Product Life Cycle

Product Life Cycle

The Product Life Cycle (PLC) is a Marketing concept that describes the stages a product goes through from its introduction to its decline in the market. The PLC consists of four primary stages: Introduction, Growth, Maturity, and Decline.

Stages

  • Introduction: The product is launched, and Marketing efforts are focused on creating awareness. Sales are typically low, and costs are high.
  • Growth: Sales begin to increase rapidly as the product gains acceptance. Profits rise, and competitors may enter the market.
  • Maturity: Sales peak and begin to plateau. The market becomes saturated, and competition intensifies, leading to potential price reductions.
  • Decline: Sales and profits decline as consumer preferences shift or newer products emerge.

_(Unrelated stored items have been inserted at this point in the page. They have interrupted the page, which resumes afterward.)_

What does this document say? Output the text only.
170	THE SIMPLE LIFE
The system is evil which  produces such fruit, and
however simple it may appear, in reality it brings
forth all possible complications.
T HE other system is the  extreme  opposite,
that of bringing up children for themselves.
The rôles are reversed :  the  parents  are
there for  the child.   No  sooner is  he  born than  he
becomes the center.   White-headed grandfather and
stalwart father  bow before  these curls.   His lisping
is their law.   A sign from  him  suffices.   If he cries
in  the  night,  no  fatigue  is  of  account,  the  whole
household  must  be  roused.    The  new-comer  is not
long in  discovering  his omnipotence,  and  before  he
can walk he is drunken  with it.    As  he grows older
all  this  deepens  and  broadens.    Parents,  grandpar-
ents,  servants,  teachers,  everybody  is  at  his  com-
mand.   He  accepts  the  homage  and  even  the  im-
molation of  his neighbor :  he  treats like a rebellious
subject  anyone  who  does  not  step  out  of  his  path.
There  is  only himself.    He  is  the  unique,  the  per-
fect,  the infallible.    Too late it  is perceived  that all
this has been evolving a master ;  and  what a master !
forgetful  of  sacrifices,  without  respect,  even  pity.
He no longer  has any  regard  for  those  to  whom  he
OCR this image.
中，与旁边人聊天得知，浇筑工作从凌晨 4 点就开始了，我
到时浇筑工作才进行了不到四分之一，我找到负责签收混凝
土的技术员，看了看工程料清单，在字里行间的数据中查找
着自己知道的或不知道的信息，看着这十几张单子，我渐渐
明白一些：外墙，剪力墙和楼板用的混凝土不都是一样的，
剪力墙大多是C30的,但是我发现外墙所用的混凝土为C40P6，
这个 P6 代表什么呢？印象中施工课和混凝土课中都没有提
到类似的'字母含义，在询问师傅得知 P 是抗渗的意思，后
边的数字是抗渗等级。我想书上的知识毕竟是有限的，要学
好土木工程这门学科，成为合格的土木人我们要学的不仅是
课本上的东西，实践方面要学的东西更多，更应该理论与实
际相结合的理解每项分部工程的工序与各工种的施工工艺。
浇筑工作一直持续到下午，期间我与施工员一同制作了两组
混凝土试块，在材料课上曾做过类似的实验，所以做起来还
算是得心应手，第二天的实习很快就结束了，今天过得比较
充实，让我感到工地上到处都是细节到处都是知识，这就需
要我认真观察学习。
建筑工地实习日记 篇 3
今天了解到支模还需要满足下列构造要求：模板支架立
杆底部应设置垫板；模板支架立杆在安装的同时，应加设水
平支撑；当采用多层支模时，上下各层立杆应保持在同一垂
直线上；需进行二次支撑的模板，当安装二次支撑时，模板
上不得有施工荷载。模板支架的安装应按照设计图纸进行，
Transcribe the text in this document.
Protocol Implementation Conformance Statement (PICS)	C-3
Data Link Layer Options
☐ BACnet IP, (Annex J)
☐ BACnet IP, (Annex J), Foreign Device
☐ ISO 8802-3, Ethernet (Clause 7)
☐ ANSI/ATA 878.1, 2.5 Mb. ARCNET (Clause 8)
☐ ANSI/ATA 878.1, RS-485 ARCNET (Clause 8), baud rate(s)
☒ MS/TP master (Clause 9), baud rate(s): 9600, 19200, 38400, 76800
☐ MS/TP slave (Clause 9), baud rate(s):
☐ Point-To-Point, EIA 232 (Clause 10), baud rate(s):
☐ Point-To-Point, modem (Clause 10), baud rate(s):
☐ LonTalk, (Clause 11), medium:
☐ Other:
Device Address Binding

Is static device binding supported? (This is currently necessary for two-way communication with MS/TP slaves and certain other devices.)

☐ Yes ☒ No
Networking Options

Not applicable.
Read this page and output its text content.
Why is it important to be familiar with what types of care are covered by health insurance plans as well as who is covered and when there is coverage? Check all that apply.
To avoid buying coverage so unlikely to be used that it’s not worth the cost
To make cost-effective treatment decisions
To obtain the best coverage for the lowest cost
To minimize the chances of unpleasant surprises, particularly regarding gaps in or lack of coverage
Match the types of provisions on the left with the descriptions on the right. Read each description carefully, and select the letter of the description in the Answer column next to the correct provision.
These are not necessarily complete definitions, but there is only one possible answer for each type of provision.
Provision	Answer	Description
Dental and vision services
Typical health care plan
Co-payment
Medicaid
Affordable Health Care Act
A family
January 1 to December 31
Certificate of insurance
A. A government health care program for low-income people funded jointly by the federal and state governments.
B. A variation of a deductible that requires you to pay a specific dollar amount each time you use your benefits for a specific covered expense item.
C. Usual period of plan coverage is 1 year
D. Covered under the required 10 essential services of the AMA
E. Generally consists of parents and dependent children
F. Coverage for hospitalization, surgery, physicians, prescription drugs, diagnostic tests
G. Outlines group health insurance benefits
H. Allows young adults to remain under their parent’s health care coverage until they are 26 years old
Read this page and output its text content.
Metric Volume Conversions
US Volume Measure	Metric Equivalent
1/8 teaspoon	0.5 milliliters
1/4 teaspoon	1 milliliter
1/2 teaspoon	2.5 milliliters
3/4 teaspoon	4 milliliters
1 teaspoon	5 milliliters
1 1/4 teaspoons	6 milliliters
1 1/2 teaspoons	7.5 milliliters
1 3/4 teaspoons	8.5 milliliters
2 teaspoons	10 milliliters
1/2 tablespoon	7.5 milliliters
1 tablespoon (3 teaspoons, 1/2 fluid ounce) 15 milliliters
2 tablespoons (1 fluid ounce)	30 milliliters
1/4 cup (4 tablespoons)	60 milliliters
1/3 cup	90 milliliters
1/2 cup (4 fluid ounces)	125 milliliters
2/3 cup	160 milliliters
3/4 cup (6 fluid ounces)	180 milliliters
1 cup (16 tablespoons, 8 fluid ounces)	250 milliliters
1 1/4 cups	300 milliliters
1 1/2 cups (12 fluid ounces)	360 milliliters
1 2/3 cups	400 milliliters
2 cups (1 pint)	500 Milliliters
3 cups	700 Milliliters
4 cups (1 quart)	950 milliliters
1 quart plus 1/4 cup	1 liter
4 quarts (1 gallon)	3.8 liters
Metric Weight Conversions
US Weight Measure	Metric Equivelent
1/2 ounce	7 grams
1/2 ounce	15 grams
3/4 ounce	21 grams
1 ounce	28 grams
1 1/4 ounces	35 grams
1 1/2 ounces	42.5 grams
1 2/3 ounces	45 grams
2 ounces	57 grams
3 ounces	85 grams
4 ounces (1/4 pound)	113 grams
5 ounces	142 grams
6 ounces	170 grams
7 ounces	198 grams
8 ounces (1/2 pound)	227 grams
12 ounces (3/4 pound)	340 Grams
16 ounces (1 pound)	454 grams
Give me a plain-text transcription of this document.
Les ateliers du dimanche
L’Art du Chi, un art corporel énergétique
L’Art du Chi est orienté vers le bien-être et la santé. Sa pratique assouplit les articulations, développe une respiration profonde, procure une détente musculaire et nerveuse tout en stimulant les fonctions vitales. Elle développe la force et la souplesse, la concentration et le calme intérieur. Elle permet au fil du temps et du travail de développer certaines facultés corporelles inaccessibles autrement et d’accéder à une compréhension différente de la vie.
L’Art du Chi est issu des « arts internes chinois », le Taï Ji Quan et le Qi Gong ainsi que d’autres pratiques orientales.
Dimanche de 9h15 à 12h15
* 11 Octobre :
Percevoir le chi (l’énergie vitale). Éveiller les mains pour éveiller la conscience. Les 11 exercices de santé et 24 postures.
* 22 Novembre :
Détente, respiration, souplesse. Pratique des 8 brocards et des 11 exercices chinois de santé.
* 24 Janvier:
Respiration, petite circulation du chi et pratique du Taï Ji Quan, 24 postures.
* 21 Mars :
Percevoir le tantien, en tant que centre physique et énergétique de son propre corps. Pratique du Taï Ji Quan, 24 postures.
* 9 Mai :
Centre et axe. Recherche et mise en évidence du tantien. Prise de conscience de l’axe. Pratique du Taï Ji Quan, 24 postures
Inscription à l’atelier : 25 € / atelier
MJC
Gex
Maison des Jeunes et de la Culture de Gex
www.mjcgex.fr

Companies may discontinue the product or innovate to revitalize it.

Examples

  • Smartphones: Introduction with basic features, rapid growth as smartphones gained popularity, maturity as most consumers own one, and decline as market saturation occurs and innovation slows.
  • DVD Players: Introduced in the late 1990s, grew in popularity, reached maturity as streaming services took over, and are now in decline.

Cases

  • Apple IPOd: Launched in 2001, it saw rapid growth in the mid-2000s, reached maturity with widespread adoption, and ultimately declined with the rise of smartphones.
  • Personal Computers: Introduced in the late 1970s, experienced explosive growth in the 1980s and 1990s, matured as they became common in households, and now face decline due to mobile devices.